= Sea Truck =

Flat-hulled watercraft

The Rotork Sea Truck is a flat-hulled, high-speed watercraft, similar to a small landing craft. Made from fibreglass, they may be used to land vehicles without jetties or harbour facilities. They were designed by the design team at Smallfry in the 1970s.

== History ==
The vehicle was designed by the design team at Smallfry led by designer Tim Fry and Anthony Smallhorn with input from James Dyson while he was a student in the 1970s, as part of his final year's project at the Royal College of Art.

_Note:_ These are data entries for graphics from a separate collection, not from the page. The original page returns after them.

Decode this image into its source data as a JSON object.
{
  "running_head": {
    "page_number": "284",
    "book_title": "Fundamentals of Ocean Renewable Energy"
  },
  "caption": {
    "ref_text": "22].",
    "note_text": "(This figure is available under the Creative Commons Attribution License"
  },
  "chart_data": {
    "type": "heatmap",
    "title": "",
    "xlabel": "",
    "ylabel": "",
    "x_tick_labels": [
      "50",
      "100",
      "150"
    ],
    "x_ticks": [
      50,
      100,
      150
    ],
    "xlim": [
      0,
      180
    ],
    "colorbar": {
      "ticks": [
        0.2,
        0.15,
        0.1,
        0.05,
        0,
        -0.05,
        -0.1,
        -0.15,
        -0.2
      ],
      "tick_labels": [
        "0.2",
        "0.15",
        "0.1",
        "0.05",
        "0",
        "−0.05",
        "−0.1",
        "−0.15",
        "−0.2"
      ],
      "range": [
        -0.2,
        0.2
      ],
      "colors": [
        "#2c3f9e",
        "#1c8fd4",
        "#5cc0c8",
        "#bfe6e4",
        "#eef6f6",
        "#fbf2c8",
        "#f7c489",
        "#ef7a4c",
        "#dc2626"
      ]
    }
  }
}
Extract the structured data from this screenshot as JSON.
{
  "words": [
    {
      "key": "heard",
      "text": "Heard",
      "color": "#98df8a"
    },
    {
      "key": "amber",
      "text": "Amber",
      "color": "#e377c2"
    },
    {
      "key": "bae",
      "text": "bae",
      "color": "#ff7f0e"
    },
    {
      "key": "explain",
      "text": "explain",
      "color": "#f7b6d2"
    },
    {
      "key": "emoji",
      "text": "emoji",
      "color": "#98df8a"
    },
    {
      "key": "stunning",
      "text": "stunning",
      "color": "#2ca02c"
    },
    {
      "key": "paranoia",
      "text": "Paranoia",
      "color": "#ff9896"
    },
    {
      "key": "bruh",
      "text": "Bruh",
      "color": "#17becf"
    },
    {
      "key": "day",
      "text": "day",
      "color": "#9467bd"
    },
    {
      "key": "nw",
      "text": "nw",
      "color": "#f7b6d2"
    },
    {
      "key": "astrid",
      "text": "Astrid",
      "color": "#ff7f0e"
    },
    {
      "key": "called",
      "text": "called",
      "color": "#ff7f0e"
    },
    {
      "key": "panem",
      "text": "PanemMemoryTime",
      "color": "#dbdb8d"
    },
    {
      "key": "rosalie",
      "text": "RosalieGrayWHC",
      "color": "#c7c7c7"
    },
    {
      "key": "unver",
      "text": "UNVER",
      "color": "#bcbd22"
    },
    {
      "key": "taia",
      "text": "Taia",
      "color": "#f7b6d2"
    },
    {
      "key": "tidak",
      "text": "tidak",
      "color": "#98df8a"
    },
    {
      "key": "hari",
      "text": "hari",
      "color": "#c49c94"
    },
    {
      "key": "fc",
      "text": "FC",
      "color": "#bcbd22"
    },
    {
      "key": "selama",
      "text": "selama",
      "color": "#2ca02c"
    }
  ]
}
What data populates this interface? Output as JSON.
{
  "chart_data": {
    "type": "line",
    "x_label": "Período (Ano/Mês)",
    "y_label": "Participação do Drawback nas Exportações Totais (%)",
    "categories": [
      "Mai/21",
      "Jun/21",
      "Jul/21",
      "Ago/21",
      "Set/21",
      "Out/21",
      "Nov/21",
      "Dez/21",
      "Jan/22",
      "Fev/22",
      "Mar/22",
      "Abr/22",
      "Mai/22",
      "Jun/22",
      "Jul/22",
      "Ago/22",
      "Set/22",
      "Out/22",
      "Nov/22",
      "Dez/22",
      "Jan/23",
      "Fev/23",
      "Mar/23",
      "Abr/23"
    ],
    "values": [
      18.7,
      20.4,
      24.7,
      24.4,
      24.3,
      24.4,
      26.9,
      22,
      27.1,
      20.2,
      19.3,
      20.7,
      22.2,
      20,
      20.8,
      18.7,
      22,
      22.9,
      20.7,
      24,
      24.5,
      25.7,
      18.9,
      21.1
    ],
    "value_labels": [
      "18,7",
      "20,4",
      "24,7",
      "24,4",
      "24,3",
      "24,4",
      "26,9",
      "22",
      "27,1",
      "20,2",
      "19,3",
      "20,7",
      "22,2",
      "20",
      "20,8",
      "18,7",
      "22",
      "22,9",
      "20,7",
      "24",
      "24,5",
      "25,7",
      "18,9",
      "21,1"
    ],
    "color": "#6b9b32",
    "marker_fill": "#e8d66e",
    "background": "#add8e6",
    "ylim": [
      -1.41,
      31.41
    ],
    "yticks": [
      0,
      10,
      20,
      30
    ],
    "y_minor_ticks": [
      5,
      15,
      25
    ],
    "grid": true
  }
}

Jeremy Fry was co-designer, along with Dyson, who was working at Rotork at the time. Dyson used the Sea Truck as part of his final year's project at the Royal College of Art.

It happened to be the first engineering project for Dyson of the Dyson company, as he had not even learned welding before. He and Fry built the prototype together.

The craft was manufactured by Rotork Marine in Bath, England. It was a high-speed "flat-hulled fiberglass landing craft that could deliver cargo where no harbor or jetty was available."

According to Wired Magazine and Dyson, it was described as a "Welsh dresser on water," with Dyson saying he learned not to prioritize conventional appearances with his projects, as "what it did, it did rather well."

It was adopted for use by the oil and construction industries, as well as military use, and could carry three tons at 50 miles per hour. In 1973, the Sea Truck was used by the Egyptian army in the Yom Kippur War.

== Awards ==
In 1975, Dyson won the Duke of Edinburgh's Special Prize for his work on the Sea Truck.

In 1979, the Sea Truck won the Design Council Award for Engineering Products, and the Series 5 Sea Truck, credited to the Rotork Marine Design team with Tim Fry and Anthony Smallhorn of Smallfry Ltd. as consulting designer won the Prince Philip Designers Prize.

== Versions ==
There were five versions of the Sea Truck. Jeremy Fry invented the original Sea Truck and the Mark 2 version. Dyson as a student was involved in the Mark 3. The Mark 5 designed under John Fry by Mike Ross and styled by Tim Fry and Anthony Smallhorn won the design award.